5. Уязвимость существует из-за ошибки при отображении страниц, написанных на XUL. Злоумышленник может изменить титл страницы и произвести фишинг атаку. 
6. Уязвимость существует из-за ошибки при обработке "smb:" и "sftp:" URI на Linux системах с поддержкой gnome-vfs. Злоумышленник может обманом заставить пользователя открыть злонамеренную страницу и просмотреть любой файл на сервере, принадлежащий пользователю. 
7. Уязвимость существует из-за ошибки при обработке "XPCNativeWrappers" и может позволить злоумышленнику выполнить произвольный Javascript сценарий с привилегиями пользователя. 
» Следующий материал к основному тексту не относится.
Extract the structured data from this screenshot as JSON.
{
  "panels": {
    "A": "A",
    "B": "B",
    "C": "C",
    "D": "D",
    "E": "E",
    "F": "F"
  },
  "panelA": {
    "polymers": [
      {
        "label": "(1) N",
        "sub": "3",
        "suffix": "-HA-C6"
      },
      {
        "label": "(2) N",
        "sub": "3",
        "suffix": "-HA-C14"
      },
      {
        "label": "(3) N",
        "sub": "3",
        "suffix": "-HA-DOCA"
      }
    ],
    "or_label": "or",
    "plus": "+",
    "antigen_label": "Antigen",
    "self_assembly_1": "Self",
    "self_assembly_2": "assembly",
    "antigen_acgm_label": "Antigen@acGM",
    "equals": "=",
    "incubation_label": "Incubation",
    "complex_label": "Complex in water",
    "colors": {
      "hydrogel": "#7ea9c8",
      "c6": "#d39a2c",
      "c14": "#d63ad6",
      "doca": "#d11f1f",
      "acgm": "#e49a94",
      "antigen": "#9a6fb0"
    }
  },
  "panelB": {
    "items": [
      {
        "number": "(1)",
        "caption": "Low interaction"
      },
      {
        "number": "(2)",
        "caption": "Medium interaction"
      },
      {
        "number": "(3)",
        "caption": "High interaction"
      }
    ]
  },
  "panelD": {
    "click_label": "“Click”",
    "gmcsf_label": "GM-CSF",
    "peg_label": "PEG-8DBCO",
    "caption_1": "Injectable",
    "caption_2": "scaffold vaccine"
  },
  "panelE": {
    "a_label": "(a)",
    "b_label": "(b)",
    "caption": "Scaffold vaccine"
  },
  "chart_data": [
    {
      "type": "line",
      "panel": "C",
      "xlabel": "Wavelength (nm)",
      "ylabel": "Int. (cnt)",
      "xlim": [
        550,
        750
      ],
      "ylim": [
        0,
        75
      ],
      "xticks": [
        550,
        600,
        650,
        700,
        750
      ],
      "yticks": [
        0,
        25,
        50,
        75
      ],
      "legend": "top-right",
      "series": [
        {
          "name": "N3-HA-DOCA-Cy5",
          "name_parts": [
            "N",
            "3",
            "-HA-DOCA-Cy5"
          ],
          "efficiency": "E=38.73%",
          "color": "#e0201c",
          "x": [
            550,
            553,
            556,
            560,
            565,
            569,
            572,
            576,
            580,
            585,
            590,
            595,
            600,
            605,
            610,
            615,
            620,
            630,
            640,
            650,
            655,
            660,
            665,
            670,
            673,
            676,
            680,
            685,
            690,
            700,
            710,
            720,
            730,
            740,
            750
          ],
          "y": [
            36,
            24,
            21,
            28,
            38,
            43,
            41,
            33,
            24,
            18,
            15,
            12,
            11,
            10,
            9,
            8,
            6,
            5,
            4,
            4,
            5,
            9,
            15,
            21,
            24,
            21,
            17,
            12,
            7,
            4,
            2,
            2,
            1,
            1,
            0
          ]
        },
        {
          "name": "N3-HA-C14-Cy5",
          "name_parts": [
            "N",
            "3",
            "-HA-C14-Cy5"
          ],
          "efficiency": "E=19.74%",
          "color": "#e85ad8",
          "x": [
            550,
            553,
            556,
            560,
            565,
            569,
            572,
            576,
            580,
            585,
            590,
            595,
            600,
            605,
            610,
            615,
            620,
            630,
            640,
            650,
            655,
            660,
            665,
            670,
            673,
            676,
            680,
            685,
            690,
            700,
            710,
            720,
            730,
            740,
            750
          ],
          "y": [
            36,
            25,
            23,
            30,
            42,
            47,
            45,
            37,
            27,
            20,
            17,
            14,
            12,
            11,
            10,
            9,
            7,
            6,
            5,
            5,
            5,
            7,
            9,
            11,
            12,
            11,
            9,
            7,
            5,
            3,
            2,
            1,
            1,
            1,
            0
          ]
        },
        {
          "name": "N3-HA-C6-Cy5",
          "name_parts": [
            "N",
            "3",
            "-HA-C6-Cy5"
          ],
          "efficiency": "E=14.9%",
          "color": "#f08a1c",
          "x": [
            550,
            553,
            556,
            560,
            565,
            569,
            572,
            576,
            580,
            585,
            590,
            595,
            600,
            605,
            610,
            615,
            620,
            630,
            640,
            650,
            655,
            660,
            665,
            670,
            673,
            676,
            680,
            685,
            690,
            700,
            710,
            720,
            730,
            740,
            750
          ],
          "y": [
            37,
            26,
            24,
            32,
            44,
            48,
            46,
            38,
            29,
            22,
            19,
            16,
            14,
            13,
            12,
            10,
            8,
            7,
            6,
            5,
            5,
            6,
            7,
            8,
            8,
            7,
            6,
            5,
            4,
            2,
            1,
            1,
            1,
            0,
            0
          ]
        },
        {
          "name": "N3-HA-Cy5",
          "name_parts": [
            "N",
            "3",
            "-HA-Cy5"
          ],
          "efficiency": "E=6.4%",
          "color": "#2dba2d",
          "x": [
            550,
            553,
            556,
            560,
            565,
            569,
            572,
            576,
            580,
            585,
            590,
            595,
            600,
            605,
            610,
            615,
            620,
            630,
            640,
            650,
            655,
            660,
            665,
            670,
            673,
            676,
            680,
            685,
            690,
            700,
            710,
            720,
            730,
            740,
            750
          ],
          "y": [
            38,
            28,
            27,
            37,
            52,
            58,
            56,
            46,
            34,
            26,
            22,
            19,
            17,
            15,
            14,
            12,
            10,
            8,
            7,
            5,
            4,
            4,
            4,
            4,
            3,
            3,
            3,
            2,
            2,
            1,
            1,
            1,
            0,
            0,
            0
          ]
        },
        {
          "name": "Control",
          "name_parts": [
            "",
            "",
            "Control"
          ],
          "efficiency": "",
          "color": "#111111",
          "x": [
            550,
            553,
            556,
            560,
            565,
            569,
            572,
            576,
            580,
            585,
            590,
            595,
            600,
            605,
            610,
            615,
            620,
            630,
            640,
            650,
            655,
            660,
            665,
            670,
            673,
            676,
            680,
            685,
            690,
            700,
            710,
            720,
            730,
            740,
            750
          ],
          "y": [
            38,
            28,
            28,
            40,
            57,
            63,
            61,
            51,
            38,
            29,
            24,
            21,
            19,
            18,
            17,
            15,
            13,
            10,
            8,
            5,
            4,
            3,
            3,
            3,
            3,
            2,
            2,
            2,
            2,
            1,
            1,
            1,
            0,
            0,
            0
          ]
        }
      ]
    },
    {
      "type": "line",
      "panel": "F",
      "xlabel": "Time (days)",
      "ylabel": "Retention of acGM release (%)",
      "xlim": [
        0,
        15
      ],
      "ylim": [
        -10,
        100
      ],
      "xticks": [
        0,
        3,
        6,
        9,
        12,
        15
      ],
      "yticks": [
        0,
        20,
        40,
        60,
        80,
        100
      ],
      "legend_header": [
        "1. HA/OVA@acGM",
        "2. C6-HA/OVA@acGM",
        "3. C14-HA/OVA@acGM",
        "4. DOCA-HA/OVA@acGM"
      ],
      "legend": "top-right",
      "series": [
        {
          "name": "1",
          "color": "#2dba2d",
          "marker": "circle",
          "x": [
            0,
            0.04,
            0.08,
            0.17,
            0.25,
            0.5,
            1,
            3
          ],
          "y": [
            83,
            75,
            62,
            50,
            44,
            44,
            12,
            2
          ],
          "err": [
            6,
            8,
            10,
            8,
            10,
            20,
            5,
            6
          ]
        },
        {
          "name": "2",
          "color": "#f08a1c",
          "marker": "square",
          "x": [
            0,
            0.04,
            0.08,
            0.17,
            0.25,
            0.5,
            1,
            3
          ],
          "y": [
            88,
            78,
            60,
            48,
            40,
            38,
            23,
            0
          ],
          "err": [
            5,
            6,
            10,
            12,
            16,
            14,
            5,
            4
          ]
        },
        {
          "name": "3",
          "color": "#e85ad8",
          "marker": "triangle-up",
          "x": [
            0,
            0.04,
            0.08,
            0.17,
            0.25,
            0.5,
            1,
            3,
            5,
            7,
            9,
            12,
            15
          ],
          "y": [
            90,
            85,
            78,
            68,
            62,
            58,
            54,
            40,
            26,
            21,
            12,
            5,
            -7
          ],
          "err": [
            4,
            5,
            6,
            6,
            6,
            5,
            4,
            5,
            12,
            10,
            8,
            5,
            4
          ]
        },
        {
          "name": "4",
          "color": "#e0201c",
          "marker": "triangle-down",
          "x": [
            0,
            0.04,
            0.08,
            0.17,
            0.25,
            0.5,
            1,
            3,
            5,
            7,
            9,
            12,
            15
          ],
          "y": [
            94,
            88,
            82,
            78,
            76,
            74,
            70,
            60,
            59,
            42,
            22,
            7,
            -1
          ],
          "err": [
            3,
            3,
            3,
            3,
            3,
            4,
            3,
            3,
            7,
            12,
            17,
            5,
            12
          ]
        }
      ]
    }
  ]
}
*URL производителя:* www.mozilla.com 

*Решение:* Установите последнюю версию 2.0.0.8 с сайта производителя. 

securitylab.ru

----------

Надоело быть жертвой? Стань профи по информационной безопасности, получай самую свежую информацию об угрозах и средствах защиты от ведущего российского аналитического центра Anti-Malware.ru:

----------


## TANUKI

А в старых версиях фиксить будут?

----------


## ALEX(XX)

> А в старых версиях фиксить будут?


Хм. А смысл, если есть новая версия?

----------


## TANUKI

> Хм. А смысл, если есть новая версия?


Ну у многих еще стоит 2.7 и запрет на обновление - типа экономия трафика  :Sad:

----------


## Exxx

> А в старых версиях фиксить будут?


Пофиксили. После скачивания фиксов, исправленная версия будет называться 2.0.0.8  :Smiley:

----------